Freedom of Expression,  Iran

The Islamic Republic’s corporate enablers

The Guardian reports:

Shell, the Anglo-Dutch oil giant, paid the state-owned Iranian oil company at least $1.5bn (£0.94bn) for crude oil this summer, increasing its business with Tehran as the international community implemented some of the toughest sanctions yet aimed at constricting the Islamic republic’s economy and its lifeline oil business.

Sensitive trading documents seen by the Guardian show the UK-registered company stepped up its orders of Iranian oil at a time when other major buyers, including BP and Reliance Industries, India’s largest conglomerate, halted orders amid impending trade sanctions aimed at curbing Tehran’s perceived desire to acquire nuclear weapons.

Shell is not accused of acting illegally because the sanctions – enforced by the US, UN and EU – stopped short of banning the import of Iranian oil. But its trades with the state-owned oil company, a major contributor to the finances of a government which has made its nuclear programme a priority, are likely to expose Shell to growing political pressure.

Now I realize there is some dispute among opponents of the regime over the effectiveness of economic sanctions on Iran. But it’s hard for me to grasp how pouring one-and-a-half billion dollars into the coffers of the Iranian government does anything other than strengthen the regime– not only in its nuclear program but also in its ability to brutalize and repress its political opponents, to keep a lid on wider opposition through state subsidies and to supply weapons to the likes of Hezbollah.

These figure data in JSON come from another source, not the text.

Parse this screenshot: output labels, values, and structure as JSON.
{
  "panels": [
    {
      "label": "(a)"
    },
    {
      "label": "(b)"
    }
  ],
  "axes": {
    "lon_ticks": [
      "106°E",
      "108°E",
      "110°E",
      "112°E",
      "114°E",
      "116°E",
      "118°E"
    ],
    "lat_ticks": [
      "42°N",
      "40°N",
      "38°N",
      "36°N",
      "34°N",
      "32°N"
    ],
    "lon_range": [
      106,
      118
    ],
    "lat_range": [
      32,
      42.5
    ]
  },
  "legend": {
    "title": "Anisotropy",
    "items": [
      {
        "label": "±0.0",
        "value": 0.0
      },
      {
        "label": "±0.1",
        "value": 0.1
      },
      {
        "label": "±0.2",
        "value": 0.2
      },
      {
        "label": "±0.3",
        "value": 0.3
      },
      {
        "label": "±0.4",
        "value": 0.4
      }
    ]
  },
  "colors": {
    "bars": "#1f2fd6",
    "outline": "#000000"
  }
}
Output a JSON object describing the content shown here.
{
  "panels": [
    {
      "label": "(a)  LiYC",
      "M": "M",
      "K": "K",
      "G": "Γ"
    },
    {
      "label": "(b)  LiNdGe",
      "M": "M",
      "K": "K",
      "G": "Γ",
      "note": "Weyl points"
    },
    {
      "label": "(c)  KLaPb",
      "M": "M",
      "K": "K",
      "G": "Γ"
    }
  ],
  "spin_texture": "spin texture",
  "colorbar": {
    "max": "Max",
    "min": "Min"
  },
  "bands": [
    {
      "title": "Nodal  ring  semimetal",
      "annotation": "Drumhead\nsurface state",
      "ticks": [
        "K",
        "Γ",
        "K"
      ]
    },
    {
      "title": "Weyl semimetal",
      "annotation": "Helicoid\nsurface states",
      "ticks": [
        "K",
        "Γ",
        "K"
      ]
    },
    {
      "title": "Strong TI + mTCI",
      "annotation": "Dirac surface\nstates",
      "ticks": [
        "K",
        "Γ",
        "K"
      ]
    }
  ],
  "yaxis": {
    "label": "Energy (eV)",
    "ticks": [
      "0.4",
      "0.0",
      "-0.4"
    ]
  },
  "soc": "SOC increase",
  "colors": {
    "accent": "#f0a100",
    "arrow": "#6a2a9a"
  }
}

Shell Oil’s reputation for responsible and ethical behavior is already pretty lousy, and they may figure that doing business with Iran won’t make it much worse. But I have to believe that they– like other companies– would be susceptible to worldwide pressure to stop funding the Iranian regime.

Earlier this year the telecom giant Nokia-Siemens Networks got around to admitting a “share of the blame for Iran’s brutal crackdown on anti-government demonstrators last year after selling mobile phone surveillance to the authoritarian regime.”

The Finnish-German telecoms joint venture was at the centre of an ethics controversy last year when it emerged that it had supplied surveillance technology to two Iranian mobile phone operators. The technology was used to track down dissidents amid the mass protests following the contested re-election of President Mahmoud Ahmadinejad in June 2009.

Apart from the crackdown on demonstrators, which saw 36 confirmed deaths, Iranian authorities blocked websites such as Twitter and Facebook, jammed and tracked cell phone calls and text messages. They used the so-called monitoring centre acquired from Nokia-Siemens in 2008 to carry out the work.

[Nokia-Siemens marketing head Barry] French maintained that the surveillance technology was part of the legal requirements imposed by governments all over the world, including in the EU and US for mobile phone operators to get a licence.

“We deplore the use of this technology against dissidents,” he said, adding that his company has learned its “lesson” and has meanwhile pulled out of the “monitoring centre business.”

Nokia-Siemens Networks is however still selling “passive” interception capabilities, which need “instructions” – usually accompanied by a police warrant – as to what to intercept and where to send the data.

The son of Isa Saharkhiz, an outspoken reformist journalist in Iran who has been imprisoned since the post-election uprising in the summer of 2009, is suing Nokia-Siemens in US federal court.

Update:
This just in. AFP reports:

Under threat of US sanctions, European oil firms Total, Shell, Statoil and Eni have pledged to stop investing in Iran in what amounts to a “significant setback” to Tehran, a US official said Thursday.

The pledges fall in line with new energy and financial measures against Iran that US President Barack Obama signed into law in July in the wake of UN Security Council sanctions imposed in June to curb Iran’s nuclear ambitions.

“We have received commitments from four international energy firms to terminate their investments and avoid any new activity in Iran’s energy sector,” Deputy Secretary of State James Steinberg told reporters.

The move dealt “a significant setback to Iran,” Steinberg added as analysts agreed that most major Western firms have now come to the conclusion that it is no longer worth doing business in Iran.